Domingos Brazão, conselheiro do Tribunal de Contas do Rio de Janeiro (TCE-RJ), e Chiquinho Brazão, ex-deputado federal, foram sentenciados a 76 anos e três meses pelos crimes de organização criminosa, duplo homicídio e tentativa de homicídio contra Fernanda Chaves, assessora de Marielle, que sobreviveu ao ataque.
Os irmãos Brazão estão detidos preventivamente há dois anos e têm o direito de recorrer da sentença.
Rivaldo Barbosa, ex-chefe da Polícia Civil do Rio de Janeiro, foi condenado a 18 anos de prisão por obstrução de Justiça e corrupção. Apesar de ter sido acusado pelos homicídios de Marielle e Anderson, Barbosa foi absolvido dessa acusação.

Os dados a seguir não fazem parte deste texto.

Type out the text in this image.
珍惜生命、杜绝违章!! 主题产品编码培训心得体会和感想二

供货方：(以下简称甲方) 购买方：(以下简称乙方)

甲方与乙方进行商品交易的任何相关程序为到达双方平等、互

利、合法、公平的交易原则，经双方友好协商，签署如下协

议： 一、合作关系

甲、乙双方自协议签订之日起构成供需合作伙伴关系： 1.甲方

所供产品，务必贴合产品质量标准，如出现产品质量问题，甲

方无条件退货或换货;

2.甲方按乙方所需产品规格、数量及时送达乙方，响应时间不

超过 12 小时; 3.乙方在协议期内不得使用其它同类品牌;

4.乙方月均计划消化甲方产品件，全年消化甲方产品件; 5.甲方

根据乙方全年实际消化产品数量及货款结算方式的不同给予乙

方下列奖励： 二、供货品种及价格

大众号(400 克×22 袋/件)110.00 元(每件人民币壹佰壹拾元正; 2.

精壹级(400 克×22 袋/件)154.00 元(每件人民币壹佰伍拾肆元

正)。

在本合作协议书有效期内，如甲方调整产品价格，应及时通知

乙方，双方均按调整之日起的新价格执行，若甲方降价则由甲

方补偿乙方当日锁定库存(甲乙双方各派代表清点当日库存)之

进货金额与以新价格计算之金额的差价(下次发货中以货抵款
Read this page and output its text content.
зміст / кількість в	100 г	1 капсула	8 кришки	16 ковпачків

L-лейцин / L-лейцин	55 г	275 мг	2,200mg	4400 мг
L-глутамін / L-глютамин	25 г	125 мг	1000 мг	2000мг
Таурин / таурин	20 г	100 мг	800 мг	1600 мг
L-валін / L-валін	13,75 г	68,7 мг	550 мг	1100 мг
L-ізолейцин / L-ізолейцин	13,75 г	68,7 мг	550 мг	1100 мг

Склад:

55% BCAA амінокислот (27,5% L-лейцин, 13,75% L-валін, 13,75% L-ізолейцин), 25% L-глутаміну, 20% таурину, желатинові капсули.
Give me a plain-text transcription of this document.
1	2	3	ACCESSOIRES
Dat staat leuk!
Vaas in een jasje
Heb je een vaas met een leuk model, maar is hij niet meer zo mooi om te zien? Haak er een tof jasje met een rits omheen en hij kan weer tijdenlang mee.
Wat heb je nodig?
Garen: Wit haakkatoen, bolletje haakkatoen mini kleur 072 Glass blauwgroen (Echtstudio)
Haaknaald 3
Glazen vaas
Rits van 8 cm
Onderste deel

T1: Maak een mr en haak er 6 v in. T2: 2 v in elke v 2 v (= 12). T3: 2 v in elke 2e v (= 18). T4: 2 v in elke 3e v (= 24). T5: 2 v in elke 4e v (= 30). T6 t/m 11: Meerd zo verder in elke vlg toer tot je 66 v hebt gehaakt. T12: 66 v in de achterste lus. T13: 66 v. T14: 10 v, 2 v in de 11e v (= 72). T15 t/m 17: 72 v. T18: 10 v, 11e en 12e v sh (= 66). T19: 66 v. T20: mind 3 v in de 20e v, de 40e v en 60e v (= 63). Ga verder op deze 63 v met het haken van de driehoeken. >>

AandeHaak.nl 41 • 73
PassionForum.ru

Ronald Alves de Paula, major da Polícia Militar, recebeu uma pena de 56 anos de prisão. Já Robson Calixto, ex-policial militar, foi sentenciado a 9 anos.
Perda dos cargos
De acordo com a decisão, os condenados também deverão ser destituídos de seus cargos públicos após o esgotamento dos recursos legais.
Indenização
Todos os condenados também terão que pagar uma indenização de R$ 7 milhões por danos morais, sendo R$ 1 milhão destinado a Fernanda Chaves, R$ 3 milhões aos familiares de Marielle e mais R$ 3 milhões à família de Anderson Gomes.